Sunday, 24 March 2013

Story of Hobble End Cottages


Story of Hobble End Cottages


Frosty weather glistens inside, a fridge you could compare,
Roof half filled with starling's nests, built up over the years.


In one of our farthest fields, situated about a mile east of the village was a pair of cottages known as Hobble End. There was no road not even a cart track to them, only a foot path, one of which led directly to the village then the other way it was about two miles into town. They were estate cottages, one occupied by a woodman and the other a farm worker. They were heated and the cooking done on open fires and lit with oil lamps and candles.
All that remains now is the ritch black soil of the garden, and a few bricks that keep coming up every time it is ploughed. In the hedgerow is the remains of the old front wicket and a galvanized pipe that once carried water from the well to the houses. There is no chance of buried treasure as it was very poor families that lived there, every now and then bits of metal do get ploughed up, its very often old hand tools used in the garden and bits of broken pottery.

Down in the small brook that ran by in the hollow was another wicket where the footpath crossed it and when any family flitted (move to another house) in or out, it was with horse and cart, and the same when they wanted coal or logs, all transport in this way
At the fare end of the garden was the inevitable toilet that needed emptying every now and then. It was the practice to dig a deep hole and keep pouring it in, then soil it over, no wonder the soil was so dark and rich in these old gardens.

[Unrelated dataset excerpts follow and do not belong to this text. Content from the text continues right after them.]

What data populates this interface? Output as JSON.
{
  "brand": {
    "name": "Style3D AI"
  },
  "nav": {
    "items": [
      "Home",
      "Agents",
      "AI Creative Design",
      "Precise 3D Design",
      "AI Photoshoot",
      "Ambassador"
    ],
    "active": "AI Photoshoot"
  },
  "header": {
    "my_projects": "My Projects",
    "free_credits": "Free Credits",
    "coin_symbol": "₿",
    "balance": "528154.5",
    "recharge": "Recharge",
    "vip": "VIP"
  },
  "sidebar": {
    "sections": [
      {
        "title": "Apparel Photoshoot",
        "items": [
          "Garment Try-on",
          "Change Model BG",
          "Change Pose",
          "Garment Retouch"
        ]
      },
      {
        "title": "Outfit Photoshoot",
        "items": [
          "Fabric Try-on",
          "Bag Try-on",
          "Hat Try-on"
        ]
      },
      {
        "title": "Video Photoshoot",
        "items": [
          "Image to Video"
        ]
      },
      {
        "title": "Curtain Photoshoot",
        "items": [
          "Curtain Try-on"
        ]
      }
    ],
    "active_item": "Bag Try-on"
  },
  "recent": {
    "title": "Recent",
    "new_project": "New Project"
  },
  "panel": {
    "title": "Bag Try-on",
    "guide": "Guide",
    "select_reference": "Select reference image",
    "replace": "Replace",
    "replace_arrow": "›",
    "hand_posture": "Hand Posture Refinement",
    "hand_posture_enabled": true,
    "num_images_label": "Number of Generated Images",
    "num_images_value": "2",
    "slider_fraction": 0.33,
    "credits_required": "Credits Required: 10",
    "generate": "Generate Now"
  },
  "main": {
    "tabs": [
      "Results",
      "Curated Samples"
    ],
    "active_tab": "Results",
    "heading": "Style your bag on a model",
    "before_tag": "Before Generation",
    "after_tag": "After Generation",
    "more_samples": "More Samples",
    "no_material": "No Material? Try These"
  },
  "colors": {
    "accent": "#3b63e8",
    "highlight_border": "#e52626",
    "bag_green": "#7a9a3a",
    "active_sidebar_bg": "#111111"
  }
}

In local terms this type of toilet was called "bucket and chuckit". Needless to say these latrines were dug well away from the ‘well'.
They also had a pig sty where a pig would be fattened on scraps and waste from the house and garden, and eventually killed and cured for feeding their large families.

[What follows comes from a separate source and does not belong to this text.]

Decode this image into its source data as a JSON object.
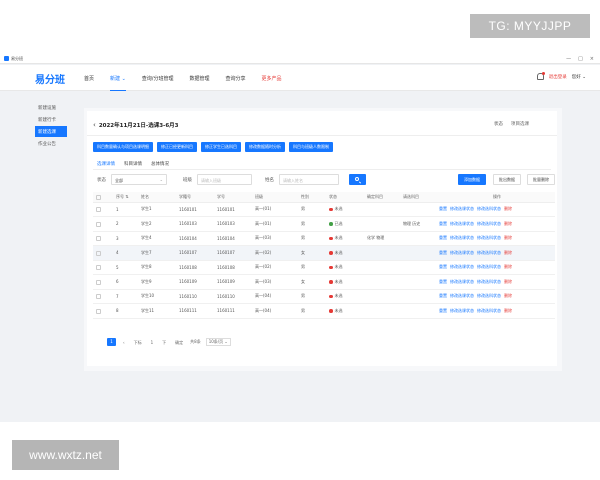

 How we Lived in our Old House
 (in this case it was a farm house, but the cold and lack of insulation was the same in all the old houses, only the thatched houses benefitted from roof insulation)


Insulations none existent, big jumper you must ware,
Half timbered single brick, few inches plaster of horse hair,
Frosty weather glistens inside, a fridge you could compare,
Roof half filled with starling's nests, built up over the years.



Kitchens the warmest place, coal fire in big old range,
Heats the oven and boils, the kettle on the chimney crane,
Boils the taters and stew, toast the bread on a fork,
From the ceiling hangs a cloths drier, lifts and lowers on cord.



Bedroom bove the kitchen, only room upstairs warm,
Usually the kids have this room, that is always the norm,
Other rooms are chilled and cold, cool in summer though,
This is how we lived them days, kids now will never know.



Old iron bedstead webbed with steel, straw mattress on the top,
Then feather mattress covered with a white sheet she'd pop,
Mother made a groove up this, dropped us into bed,
A sheet two blankets and eiderdown, feather pillow lay ya head.



Best front room not often used, too posh to use every day,
Used over Christmas and party's, best crockery out on display,
Fathers roll top desk in there, his bills and letters wait to pay,
Always locked cus of cash in their, he always had last say.



Now heating was a big open fire, ingle nook chimney above,
Logs as long as ya can lift, one end on the fire to shove,
The bigger the fire, bigger the draught across the floor,
The heat goes up the chimney, fresh air comes in under the door.



A cellar beneath front room, brick steps leading down,
Couple of vents to the garden, the mesh with weeds overgrown,
Air circulation its not good, and musty damp and wet,
Timber in the floor above, gone weak and springy pose a threat.



A room with settlass all way round, there to salt the pig,
Not been used now for many a year, doesn't look so big,
Salt has drawn up the brickwork, all through to outside
Bricks are flaking and rotting, replace section of bricks decide.



Mother kept a big tin bath, hung on a nail outside back door,
Brought it in to the hearth, filled with kettle and big jug she pour,
Youngest first then nother kettle, warm it agen for the second,
Cold night our steaming little bodies, hot crisp towel it beckoned.



So we kids lived in the big kitchen, our bedroom top of back stairs,
Long old sofa under the window, father had his own armchair,
Big old peg rug in front of the fire, we played and sat on that,
Large old radio in the window, then hurray first tele in front we sat.